The annual Finsbury Park Mosque street iftar, within the month of Ramadan, invited everyone for a free meal in St Thomas's Road to build community cohesion - and some 2,000 people turned up.
It was also the 17 day of Ramadan, and so marked the second anniversary of the terrorist attack where a right-wing fanatic ploughed his van into worshipers outside Muslim Welfare House, in Seven Sister Road, killing 51-year-old Makram Ali.
Finsbury Park Mosque chairman Mohammed Kozbar told the Gazette: "It went very well and a lot of people from different communities and a number of faiths or none shared a lovely day.
"It's about bringing people together, about community cohesion, understanding, inclusion and celebrating our diversity.
"London is a multicultural city in which we are proud to be Londoners - it proves that everybody is welcome, especially in Islington.
"Islington is a peaceful community where we have been living in harmony for a long time - and yesterday proved that."
Labour leader Jeremy Corbyn and former Tory attorney general Dominic Grieve ate alongside each other in a show of solidarity at the event, where Mr Ali's daughter, Ruzina Akhtar addressed the crowd.
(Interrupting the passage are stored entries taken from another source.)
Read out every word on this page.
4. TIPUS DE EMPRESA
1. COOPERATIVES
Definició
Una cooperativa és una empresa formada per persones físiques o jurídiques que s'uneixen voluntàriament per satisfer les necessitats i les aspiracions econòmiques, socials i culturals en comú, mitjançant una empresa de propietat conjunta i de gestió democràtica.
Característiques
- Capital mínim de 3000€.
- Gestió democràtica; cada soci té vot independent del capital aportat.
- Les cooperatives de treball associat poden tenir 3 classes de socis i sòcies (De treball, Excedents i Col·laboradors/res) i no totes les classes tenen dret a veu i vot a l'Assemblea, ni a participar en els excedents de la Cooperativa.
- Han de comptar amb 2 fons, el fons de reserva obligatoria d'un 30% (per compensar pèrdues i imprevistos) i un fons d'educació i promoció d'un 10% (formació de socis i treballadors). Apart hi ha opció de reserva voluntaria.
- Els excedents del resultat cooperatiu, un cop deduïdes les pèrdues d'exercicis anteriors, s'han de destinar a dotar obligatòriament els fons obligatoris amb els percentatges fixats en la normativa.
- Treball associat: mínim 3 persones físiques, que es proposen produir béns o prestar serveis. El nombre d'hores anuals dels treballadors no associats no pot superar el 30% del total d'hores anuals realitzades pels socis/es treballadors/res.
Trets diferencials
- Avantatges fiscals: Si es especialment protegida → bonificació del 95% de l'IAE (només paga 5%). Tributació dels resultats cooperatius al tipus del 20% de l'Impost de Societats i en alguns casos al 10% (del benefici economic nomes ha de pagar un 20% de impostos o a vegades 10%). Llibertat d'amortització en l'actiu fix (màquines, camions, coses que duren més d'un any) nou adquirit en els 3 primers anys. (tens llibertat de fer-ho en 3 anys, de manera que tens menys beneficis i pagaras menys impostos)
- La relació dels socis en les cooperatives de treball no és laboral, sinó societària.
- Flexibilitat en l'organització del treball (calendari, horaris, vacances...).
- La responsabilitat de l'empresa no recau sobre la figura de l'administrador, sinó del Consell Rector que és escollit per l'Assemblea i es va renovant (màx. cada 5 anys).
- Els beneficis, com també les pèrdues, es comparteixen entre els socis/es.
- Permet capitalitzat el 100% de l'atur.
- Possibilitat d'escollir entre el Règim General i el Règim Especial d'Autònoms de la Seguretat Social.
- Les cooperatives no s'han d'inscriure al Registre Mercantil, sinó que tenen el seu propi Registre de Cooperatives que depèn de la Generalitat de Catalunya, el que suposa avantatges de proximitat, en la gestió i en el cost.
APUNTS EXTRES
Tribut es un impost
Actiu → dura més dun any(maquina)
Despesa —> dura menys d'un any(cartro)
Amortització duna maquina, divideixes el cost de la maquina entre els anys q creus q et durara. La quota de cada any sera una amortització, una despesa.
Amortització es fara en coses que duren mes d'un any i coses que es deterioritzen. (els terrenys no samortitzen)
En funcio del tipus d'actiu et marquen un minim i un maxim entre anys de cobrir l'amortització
She said: "Two years on after the tragic loss of my father, it is still beautiful to see the community is able to get together to celebrate.
"Communities are only able to stand united because we don't give into these terrorists and racists who set out to divide us."
The Islington North MP added: "I want our children to grow up in a world of diversity of wonder and of beauty, but if they grow up in a world dominated by discrimination and hate, then their lives will be less exciting, their lives will be less imaginative, and above all the collective problems we face cannot be solved.
"Those that divide our community don't build houses that people need to live in.
"Don't build schools that are children need to learn in.
"They don't build hospitals that we all need to be cared in.
"They don't solve any of those problems, and a world riven with division will not be able to deal with the huge issue that we all face of climate change and the damage we are doing to our natural world."